小雨站在講台上,想了很久,說:“可能就是...沒那麼緊張了吧。”
中考放榜那天,小雨以壓線分數考上了一中。班主任打電話給素芬,語氣複雜:“雨欣媽媽,你真是...沉得住氣。”
素芬正在陽台給新買的多肉植物換盆,手上沾著土,手機夾在肩膀上:“都是孩子自己努力,我就是沒添亂而已。”
這話被一旁的小張聽到了——那天她來串門,女兒沒考好,正焦慮得不行。她盯著素芬看了很久,終於問出了那個困擾她多年的問題:“素芬姐,你到底是怎麼做到的?好像什麼事都影響不了你。”
素芬洗了手,給小張倒了杯茶,在藤椅上坐下。午後的陽光透過紗窗,在她身上灑下斑駁的光影。
“我給你講個故事吧。”素芬說,“我小時候在鄉下長大,隔壁住著個老爺爺,是個退伍軍人。他院子裏有棵老槐樹,樹上掛著一張舊弓。我問他為什麼掛張弓,他說那是提醒自己。”
“提醒什麼?”
“他說,戰場上,最怕的不是敵人的箭,是自己心裏的箭。”素芬慢慢說,“敵人的箭射過來,你可以躲,可以擋。但心裏的箭——那些恐懼、焦慮、怨恨——是自己在射自己,而且箭箭都中。”
小張聽得入神。
“老爺爺說,他見過太多人,沒被敵人的箭射死,卻被自己心裏的箭耗死了。”素芬端起茶杯,熱氣氤氳了她的麵容,“後來我就想啊,命運朝我們射箭,這是躲不掉的。但我們至少可以做到一點——不自己給自己遞箭。”
陽台上的茉莉開花了,清香若有若無。遠處傳來學校的下課鈴聲,隱約能聽到孩子們的喧嘩聲。
小張忽然想起什麼:“那後來呢?老爺爺怎麼樣了?”
“活到九十六歲,無疾而終。”素芬微笑,“葬禮上,他孫子說,爺爺這輩子最大的本事,就是讓所有射向他的箭,最後都掉在了地上。”
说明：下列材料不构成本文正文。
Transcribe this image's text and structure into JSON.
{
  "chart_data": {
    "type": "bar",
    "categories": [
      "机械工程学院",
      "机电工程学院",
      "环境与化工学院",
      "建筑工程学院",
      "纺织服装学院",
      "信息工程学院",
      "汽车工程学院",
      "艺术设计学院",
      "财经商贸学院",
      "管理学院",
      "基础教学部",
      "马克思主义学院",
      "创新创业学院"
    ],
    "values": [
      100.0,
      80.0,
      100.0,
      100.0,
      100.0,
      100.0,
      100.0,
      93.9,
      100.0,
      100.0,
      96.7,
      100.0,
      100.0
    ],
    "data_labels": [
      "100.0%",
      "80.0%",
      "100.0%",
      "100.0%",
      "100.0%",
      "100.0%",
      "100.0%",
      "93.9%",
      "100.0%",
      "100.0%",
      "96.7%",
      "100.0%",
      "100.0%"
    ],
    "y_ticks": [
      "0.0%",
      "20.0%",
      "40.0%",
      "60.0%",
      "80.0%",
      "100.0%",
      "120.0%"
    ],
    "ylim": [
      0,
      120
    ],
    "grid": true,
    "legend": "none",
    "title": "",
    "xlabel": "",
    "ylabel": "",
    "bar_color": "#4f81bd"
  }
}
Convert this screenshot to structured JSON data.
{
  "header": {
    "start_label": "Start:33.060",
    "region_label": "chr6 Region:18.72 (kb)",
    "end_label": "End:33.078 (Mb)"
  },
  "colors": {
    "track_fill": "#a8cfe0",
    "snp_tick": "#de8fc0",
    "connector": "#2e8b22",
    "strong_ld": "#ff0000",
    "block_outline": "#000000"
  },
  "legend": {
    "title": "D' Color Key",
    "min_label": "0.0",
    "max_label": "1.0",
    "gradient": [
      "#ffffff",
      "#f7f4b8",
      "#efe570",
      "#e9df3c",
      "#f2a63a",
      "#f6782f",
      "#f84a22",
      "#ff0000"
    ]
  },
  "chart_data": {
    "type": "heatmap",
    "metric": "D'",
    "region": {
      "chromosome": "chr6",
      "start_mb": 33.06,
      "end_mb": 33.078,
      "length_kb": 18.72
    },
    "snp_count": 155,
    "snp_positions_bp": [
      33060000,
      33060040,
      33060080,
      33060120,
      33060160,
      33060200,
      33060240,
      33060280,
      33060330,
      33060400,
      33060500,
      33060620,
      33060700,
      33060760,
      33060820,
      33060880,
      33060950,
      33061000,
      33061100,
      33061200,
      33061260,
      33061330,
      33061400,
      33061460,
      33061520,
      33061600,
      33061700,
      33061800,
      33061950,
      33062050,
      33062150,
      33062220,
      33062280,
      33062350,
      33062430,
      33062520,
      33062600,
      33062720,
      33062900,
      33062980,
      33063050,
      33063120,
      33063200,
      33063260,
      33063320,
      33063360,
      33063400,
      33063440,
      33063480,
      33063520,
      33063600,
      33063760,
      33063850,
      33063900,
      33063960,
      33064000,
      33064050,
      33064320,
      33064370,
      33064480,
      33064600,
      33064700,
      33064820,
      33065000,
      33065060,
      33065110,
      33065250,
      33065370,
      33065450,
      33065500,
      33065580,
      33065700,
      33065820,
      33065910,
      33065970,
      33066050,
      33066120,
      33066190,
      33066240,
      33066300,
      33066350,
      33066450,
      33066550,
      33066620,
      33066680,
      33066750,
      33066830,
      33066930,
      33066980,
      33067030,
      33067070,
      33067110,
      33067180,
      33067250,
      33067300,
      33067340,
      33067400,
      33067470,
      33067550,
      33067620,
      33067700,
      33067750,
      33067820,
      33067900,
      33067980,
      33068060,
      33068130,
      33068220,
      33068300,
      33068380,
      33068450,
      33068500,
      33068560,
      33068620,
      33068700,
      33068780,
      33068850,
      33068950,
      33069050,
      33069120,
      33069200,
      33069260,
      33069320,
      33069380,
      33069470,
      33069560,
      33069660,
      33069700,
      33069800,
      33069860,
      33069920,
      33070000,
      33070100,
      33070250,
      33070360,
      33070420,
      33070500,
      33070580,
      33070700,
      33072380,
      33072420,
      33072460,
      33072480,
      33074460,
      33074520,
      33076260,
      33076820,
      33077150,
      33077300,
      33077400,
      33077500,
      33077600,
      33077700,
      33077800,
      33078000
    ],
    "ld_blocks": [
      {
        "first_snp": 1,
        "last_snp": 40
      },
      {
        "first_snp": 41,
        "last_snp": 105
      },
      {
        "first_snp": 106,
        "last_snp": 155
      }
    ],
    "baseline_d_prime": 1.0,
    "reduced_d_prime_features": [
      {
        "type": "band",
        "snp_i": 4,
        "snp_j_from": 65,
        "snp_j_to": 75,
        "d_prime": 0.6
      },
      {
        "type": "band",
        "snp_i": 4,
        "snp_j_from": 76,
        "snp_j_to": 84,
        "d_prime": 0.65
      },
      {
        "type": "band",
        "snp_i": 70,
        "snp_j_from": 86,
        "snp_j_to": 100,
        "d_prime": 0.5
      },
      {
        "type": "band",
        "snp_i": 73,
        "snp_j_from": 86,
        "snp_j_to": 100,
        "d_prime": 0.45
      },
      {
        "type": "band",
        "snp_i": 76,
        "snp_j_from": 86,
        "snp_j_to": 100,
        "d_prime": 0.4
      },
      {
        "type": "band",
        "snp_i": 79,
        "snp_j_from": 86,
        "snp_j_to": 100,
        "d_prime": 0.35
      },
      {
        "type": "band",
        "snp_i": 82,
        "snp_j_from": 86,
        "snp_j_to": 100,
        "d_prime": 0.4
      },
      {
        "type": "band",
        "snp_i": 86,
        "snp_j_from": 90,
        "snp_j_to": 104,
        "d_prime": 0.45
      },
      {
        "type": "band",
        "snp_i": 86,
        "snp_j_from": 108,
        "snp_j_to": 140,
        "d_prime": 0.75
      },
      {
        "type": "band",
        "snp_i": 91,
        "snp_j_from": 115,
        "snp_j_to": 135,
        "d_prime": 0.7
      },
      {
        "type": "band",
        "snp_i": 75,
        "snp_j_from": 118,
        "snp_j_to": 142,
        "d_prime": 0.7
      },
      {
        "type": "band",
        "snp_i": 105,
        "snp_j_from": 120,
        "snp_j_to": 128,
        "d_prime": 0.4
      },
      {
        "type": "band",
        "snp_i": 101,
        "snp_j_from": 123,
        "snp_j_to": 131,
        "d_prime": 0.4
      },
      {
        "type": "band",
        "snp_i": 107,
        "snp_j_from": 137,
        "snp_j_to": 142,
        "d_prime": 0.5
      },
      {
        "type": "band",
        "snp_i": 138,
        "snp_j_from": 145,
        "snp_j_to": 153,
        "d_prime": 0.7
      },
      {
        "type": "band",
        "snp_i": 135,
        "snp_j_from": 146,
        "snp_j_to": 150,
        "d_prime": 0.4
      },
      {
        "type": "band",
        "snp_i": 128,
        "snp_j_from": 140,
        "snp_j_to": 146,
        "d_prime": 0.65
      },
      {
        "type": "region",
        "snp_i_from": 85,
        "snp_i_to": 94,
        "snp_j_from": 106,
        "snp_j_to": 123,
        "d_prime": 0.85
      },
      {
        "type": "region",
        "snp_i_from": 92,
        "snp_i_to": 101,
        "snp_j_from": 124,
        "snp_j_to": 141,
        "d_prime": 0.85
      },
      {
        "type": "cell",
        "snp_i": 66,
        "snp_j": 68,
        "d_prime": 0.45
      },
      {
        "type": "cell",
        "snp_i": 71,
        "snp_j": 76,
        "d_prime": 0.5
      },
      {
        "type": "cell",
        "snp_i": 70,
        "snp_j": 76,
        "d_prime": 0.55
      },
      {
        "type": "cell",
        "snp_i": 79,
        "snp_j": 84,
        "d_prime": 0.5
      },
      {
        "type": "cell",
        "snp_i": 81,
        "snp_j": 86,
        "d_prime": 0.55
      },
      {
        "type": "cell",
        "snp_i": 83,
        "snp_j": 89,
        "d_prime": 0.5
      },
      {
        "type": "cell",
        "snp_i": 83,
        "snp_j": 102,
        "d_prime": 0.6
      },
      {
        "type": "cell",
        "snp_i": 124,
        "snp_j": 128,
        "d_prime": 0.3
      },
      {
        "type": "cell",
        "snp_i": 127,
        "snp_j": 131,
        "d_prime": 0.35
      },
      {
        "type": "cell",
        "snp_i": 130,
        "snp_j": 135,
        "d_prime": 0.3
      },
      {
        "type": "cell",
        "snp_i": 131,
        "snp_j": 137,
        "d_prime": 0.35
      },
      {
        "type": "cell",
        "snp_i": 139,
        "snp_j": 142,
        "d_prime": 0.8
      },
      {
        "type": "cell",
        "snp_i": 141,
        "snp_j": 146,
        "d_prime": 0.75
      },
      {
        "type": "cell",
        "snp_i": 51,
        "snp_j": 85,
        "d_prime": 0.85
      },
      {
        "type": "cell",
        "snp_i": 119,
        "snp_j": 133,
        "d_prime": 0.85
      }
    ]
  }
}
起風了,陽台上的風鈴叮咚作響。素芬仰頭看著蔚藍的天空,目光清澈,像從未被陰霾沾染過。
小張看著她平靜的側臉,忽然明白了什麼。
原來這世上真有這樣一種人,他們不是幸運,不是遲鈍,也不是超脫。他們隻是早早地明白了一個最簡單的道理:所有的傷害都需要你的“在意”才能生效。
他們選擇不在意,於是命運的箭矢,在觸及他們的那一刻,全都失了力道,頹然墜地。
所謂命好,不過如此——擁有一顆不給自己遞箭的心,在紛擾塵世中,活成一麵平靜的湖,任風過水無痕。